Our friend is looking to buy her first home and our only advice was probably the same advice she got from everyone: check the basement for the gateway to hell. That always causes trouble for new homebuyers, doesn’t it?
Indeed, these netherworld exits and entrances don’t exist only in suburban basements. Nope, you can find them anywhere. In fact, you can even create your own. No idea why you would want to do that, but (assuming horror films are how-tos), it can be done. Which are the best gateway to hell horror movies, you ask? Luckily, we’ve done the math.
5. The Ninth Gate (1999)
A bunch of films nearly had this fifth slot: Amityville 3D (mainly so we could make fun of Laurie Laughlin), The Gate and its Harryhausen influences, Event Horizon’s blackhole to hell. But we landed on The Ninth Gate because we love Frank Langella and Lena Olin.
Johnny Depp plays a sleazy rare books dealer in Roman Polanski’s adaptation of Arturo Perez-Reverte’s novel. Depp’s Dean Corso falls into a mysterious adventure of finding and appraising three volumes allegedly co-authored by Satan himself (or herself?).
Maybe the element of this film that makes it more interesting than it might be is that, while the humans longing for the knowledge in these volumes are terrible people, the film doesn’t seem to find Satanism (the real worship of an actual Satan, not today’s activism branch) a potentially worthwhile activity. Satan (Emmanuelle Seigner, Polanski’s wife) is also an interesting character—in concept, anyway.
Plus, black masses! Love those!
4. The Beyond (1981)
Lucio Fulci was really preoccupied with the gateway to hell. He produced an entirely worthwhile trilogy on the topic. And while City of the Living Dead and House by the Cemetery have their charms (well, for one of us), The Beyond is by far the most entertaining of the three.

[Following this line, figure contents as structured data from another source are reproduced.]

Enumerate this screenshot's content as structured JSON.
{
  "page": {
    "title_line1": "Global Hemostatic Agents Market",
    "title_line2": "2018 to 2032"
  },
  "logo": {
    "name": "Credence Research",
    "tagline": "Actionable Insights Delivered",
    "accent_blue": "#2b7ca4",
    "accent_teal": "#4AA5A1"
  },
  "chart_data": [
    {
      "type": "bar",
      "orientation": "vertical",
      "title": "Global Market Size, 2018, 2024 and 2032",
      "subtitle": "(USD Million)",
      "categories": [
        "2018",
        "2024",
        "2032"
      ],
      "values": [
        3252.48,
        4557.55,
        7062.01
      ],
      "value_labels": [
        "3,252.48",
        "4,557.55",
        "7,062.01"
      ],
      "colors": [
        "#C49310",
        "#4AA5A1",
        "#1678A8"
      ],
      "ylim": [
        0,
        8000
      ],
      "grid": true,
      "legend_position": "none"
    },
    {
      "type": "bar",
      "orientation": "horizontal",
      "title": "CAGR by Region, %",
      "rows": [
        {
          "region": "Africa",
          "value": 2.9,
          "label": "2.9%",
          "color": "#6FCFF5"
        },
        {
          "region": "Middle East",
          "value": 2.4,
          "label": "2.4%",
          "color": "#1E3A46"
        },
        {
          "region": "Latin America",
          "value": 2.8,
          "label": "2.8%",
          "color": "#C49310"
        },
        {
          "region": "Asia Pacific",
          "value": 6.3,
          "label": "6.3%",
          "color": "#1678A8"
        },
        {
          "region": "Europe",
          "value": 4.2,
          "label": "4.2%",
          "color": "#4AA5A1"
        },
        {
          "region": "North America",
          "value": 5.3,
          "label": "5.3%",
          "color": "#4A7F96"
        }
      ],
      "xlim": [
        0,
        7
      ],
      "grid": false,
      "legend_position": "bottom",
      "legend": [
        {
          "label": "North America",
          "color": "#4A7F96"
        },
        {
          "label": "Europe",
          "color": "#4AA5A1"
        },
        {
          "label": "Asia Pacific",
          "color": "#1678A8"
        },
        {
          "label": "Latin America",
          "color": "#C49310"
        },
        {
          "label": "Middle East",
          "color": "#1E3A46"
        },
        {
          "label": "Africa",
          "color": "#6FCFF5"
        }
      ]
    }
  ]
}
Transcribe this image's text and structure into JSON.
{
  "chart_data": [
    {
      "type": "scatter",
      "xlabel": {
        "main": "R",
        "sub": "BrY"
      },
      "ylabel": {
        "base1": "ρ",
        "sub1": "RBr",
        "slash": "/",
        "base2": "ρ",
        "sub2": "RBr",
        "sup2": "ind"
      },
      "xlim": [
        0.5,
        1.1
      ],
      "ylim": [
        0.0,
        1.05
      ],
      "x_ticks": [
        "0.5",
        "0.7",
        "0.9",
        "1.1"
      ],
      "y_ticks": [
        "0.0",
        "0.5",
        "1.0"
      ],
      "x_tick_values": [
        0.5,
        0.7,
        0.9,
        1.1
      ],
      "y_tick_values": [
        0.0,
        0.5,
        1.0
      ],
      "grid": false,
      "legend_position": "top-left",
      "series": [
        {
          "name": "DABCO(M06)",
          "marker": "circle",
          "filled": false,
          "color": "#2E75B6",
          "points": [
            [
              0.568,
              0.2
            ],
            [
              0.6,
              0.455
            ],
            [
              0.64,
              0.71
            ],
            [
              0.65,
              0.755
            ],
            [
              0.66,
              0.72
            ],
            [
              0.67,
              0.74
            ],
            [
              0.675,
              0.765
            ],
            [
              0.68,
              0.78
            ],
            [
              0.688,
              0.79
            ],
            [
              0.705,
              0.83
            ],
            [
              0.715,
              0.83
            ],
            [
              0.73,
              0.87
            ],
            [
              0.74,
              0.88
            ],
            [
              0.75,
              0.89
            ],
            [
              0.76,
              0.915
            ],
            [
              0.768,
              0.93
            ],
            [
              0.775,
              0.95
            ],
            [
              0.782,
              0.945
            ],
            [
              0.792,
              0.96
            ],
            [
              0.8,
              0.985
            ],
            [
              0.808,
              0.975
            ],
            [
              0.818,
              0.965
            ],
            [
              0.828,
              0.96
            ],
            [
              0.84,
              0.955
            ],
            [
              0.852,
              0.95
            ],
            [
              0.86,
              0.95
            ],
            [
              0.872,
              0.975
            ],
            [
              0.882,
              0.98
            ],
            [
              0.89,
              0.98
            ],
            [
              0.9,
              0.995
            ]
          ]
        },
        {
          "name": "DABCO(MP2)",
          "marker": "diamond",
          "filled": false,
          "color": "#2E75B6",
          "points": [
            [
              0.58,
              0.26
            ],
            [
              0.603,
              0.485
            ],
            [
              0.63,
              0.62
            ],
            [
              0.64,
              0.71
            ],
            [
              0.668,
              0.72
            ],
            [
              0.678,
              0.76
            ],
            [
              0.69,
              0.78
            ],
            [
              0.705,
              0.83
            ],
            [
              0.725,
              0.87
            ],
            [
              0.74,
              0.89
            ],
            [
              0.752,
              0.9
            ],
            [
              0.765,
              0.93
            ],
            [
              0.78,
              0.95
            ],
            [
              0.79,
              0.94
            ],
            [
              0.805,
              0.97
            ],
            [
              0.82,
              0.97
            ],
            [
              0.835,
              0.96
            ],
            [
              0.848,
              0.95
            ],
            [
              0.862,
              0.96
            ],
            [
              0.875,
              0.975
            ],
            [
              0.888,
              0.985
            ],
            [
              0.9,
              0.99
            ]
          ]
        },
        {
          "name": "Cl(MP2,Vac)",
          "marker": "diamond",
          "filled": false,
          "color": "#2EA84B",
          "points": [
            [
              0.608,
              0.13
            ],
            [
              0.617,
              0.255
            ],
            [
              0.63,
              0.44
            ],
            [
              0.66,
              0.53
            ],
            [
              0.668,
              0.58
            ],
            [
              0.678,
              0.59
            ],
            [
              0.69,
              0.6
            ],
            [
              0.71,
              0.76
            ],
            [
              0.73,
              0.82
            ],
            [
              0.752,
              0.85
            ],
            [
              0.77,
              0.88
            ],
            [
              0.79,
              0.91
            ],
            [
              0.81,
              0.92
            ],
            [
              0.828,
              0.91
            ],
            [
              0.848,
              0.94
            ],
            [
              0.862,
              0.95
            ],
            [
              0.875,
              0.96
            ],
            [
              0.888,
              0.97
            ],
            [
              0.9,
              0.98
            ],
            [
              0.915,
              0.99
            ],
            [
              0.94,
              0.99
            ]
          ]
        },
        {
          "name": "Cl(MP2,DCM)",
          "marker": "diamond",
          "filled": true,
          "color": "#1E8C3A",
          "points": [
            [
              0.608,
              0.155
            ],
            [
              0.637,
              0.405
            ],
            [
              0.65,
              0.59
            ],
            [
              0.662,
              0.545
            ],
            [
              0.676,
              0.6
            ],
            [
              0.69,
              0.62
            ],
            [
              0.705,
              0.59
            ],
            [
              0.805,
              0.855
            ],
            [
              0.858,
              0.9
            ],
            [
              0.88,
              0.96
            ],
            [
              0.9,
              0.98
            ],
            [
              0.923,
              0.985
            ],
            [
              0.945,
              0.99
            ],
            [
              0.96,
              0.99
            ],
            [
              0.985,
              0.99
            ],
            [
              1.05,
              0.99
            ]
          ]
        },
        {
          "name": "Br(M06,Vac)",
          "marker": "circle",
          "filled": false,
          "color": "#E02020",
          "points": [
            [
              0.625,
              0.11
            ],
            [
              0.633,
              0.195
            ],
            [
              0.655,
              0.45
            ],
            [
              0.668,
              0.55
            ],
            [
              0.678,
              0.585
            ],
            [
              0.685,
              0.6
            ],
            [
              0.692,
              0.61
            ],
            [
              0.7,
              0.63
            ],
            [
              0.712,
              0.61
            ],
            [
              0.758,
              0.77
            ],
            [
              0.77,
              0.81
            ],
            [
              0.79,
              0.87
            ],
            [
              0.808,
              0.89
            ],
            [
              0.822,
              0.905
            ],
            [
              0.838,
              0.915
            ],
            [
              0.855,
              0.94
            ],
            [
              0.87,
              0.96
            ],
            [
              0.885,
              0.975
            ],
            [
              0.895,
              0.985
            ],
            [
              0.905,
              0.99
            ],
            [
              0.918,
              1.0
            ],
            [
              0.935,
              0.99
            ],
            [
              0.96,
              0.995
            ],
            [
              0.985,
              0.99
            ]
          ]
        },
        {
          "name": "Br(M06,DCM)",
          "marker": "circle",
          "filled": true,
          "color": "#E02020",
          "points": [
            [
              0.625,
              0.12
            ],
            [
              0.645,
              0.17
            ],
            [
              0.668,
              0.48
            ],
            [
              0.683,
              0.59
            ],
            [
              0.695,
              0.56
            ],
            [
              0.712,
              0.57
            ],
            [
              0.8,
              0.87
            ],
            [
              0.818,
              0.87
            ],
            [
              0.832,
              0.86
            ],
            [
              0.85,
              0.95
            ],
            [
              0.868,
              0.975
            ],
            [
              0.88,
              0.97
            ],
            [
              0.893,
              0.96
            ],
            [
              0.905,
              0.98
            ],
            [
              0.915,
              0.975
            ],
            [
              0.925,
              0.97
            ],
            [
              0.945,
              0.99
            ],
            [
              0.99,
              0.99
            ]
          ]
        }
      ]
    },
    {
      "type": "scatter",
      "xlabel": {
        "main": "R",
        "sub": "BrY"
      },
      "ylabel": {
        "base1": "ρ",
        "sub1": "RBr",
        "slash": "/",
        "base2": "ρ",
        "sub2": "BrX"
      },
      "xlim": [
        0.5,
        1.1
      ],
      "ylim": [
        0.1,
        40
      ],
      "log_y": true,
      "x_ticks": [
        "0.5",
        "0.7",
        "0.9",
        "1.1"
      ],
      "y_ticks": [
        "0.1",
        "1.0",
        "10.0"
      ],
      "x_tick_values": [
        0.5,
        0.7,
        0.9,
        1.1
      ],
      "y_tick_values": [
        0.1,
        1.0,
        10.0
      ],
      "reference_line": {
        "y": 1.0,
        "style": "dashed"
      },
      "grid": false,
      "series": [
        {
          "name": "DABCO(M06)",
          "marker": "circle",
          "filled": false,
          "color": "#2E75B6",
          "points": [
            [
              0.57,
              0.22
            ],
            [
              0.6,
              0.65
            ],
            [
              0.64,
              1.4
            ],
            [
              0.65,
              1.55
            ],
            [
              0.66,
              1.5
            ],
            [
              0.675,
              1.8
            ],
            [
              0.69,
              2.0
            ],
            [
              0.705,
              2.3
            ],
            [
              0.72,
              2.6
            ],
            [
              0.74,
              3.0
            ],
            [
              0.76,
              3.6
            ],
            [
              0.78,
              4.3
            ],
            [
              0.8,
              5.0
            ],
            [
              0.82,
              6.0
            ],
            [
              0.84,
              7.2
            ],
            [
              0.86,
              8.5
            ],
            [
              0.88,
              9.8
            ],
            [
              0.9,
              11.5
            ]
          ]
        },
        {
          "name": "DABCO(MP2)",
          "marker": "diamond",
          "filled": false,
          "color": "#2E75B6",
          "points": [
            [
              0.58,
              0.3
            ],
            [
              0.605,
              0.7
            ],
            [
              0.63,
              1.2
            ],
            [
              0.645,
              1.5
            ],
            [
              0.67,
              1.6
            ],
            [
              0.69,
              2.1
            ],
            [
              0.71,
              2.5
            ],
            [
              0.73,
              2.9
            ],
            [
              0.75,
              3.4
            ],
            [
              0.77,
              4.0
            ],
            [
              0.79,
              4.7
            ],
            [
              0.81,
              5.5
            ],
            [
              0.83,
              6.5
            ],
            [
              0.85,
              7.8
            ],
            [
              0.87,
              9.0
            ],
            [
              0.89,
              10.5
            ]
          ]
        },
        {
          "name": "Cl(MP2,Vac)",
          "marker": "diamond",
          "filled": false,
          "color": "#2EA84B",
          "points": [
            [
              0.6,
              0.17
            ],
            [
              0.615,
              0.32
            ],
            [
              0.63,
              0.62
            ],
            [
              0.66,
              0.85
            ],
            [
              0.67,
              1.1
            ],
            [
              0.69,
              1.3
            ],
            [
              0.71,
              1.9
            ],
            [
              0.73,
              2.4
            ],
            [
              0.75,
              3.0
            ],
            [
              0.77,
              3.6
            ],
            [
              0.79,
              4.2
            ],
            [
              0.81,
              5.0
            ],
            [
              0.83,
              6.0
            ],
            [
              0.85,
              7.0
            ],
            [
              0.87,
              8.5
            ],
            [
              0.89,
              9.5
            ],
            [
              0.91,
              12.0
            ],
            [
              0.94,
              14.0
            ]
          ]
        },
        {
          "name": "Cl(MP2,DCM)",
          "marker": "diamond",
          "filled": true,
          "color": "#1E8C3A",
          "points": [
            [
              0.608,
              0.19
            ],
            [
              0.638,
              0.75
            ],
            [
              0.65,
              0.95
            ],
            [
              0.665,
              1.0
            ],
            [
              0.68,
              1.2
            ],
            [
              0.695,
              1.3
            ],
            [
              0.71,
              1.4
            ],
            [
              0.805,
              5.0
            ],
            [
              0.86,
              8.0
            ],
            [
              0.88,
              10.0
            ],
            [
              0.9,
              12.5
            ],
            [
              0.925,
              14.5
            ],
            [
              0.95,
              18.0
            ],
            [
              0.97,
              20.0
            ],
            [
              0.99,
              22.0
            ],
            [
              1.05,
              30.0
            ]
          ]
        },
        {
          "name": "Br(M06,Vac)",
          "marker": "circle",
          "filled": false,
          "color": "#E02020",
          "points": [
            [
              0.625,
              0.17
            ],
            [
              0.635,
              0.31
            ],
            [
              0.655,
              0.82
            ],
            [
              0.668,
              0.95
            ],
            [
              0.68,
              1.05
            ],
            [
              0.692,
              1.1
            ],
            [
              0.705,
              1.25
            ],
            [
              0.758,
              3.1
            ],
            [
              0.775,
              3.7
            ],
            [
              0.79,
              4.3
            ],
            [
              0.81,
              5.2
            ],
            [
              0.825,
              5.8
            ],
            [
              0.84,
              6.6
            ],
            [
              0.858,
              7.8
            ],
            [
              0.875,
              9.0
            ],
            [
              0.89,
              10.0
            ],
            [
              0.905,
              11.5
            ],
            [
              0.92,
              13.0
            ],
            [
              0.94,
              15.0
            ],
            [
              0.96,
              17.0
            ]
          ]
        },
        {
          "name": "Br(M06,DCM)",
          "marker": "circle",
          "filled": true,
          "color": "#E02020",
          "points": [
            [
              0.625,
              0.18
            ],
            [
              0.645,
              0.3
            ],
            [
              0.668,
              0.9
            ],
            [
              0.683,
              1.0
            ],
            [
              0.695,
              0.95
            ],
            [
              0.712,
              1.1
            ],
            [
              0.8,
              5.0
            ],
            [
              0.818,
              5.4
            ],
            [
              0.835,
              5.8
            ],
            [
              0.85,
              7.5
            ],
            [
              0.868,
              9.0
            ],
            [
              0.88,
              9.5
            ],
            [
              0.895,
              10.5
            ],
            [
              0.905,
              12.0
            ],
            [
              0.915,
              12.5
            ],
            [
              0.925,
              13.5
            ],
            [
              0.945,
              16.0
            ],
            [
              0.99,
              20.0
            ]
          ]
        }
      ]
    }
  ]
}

As is always the case in Fulci films, the dubbing is half the fun, here unintentionally aiding in the overall surreal quality of the picture. Liza Merrill (Catriona MacColl, who stars as different characters in each of the three Gateway films) has inherited an old Louisiana hotel from her dead uncle.
Guess what’s in the basement?!
Silly, gory as hell, hypnotic and oh-so-Fulci, The Beyond is a dreamy peek into hell. The clashing accents and lack of logic only strengthen the vibe.
3. Insidious (2010)
Yes, technically this one takes place in “The Further” – but we don’t buy that this creepy red guy plays organ in limbo or purgatory. We’re going with hell.
Director James Wan and writer (and co-star) Leigh Whannell launched a second franchise with this clever, creepy, star-studded flick about a haunted family.
Patrick Wilson (who would become a Wan/Whannell staple) and Rose Byrne anchor the film as a married couple dealing with the peculiar coma-like state affecting their son, not to mention the weird noises affecting their house.
But what makes this particular film so effective is that we get to go into The Further to reclaim the lost soul. It’s a risky move, but these filmmakers do what few are able to: they show us what we are afraid of.
2. The Sentinel (1977)
Journeyman writer/director Michael Winner helmed this weird little gem about a damaged young woman and her journey toward the only destiny that can save her.
It starts, as these things so often to, with the search for a new place to live. New York model Alison (Cristina Raines) is offered an incredibly great rate for a gorgeous NY brownstone apartment.
Is it the gateway to hell? Yes, but NY real estate being what it is, she takes it.
Look at this cast: Burgess Meredith, John Carradine, Christopher Walken, Ava Gardner, Jerry Orbach, Jose Ferrer, Beverly D’Angelo and Chris Sarandon, mainly playing the various and fascinating demons hoping to throw poor, fragile Alison off her path.
Meredith in particular is a magnificent Satan.
1. Baskin (2015)
Welcome to hell! Turkish filmmaker Can Evrenol invites you to follow a 5-man police squad into the netherworld, where eye patches are all the rage, pregnancy lasts well under the traditional 40 weeks, and you don’t want to displease Daddy.
The serpentine sequencing of events evokes a dream logic that gives the film an inescapable atmosphere of dread, creepily underscored by its urgent synth score. Evrenol’s imagery is morbidly amazing. Much of it only glimpsed, most of it left unarticulated, but all of it becomes that much more disturbing for its lack of clarity.
As is always the case, the real kicker is the Satan character. Here, central figure Mehmet Cerrahoglu’s remarkable presence authenticates the hellscape. Evrenol’s imaginative set design and wise lighting choices envelope Cerrahoglu, his writhing followers, and his victims in a bloody horror like little else in cinema.